Me quedé en silencio delante de ella. «No es aquí donde termina mi carrera como

negociador», pensé. Si había sido capaz de aguantar la mirada a terroristas no iba a

marcharme sin más.

—Vamos —dije—. Tiene que haber algo que pueda hacer.

Amy negó con la cabeza y soltó una de esas risas irónicas como diciendo que ni de

broma vas a tener una oportunidad.

—Mire, sí que hay algo que puede hacer: preséntese voluntario para el teléfono de la

esperanza. Y después vuelva a hablar conmigo.

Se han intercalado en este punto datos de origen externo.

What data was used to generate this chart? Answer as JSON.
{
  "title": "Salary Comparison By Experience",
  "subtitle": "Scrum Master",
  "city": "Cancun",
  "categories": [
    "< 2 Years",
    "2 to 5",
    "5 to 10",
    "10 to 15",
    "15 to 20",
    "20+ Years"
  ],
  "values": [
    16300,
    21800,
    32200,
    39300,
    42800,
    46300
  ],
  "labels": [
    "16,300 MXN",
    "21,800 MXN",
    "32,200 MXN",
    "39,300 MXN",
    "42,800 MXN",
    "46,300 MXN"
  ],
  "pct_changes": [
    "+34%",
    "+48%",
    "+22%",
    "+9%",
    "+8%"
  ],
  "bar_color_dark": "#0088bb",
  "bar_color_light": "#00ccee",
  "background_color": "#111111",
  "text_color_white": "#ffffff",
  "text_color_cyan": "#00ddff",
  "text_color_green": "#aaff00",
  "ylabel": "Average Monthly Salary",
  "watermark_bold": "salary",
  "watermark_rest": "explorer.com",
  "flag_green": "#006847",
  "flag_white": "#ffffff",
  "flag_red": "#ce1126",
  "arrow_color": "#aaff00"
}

No le garantizo nada, ¿lo entiende? —

me dijo—. Y ahora en serio, váyase.

Esta conversación con Amy me hizo tomar conciencia de las complejidades y las

sutilezas ocultas en cualquier conversación, del poder de determinadas palabras y de las

verdades emocionales aparentemente ininteligibles que tan a menudo subyacen a los

diálogos inteligibles.

Una trampa en la que muchas personas caen es la de tomarse lo que dicen los demás

en sentido literal. Empecé a darme cuenta de que, si bien la gente jugaba al juego de la

conversación, donde residían todas las ventajas era en el juego que está detrás del juego,

un sitio donde muy pocos juegan.

En aquella conversación vi que la palabra «no» —aparentemente clara y directa— en

realidad no era tan simple. A lo largo de los años, he vuelto a recordar aquella

conversación muchas veces, rememorando la forma en la que Amy me rechazó una y

otra vez. Pero sus «noes» eran tan solo una puerta para el «sí». Nos dieron —a ella y a

mí— tiempo para hacer giros, ajustarnos y reexaminarnos, y crearon, de hecho, el

contexto para llegar al único «sí» que importaba.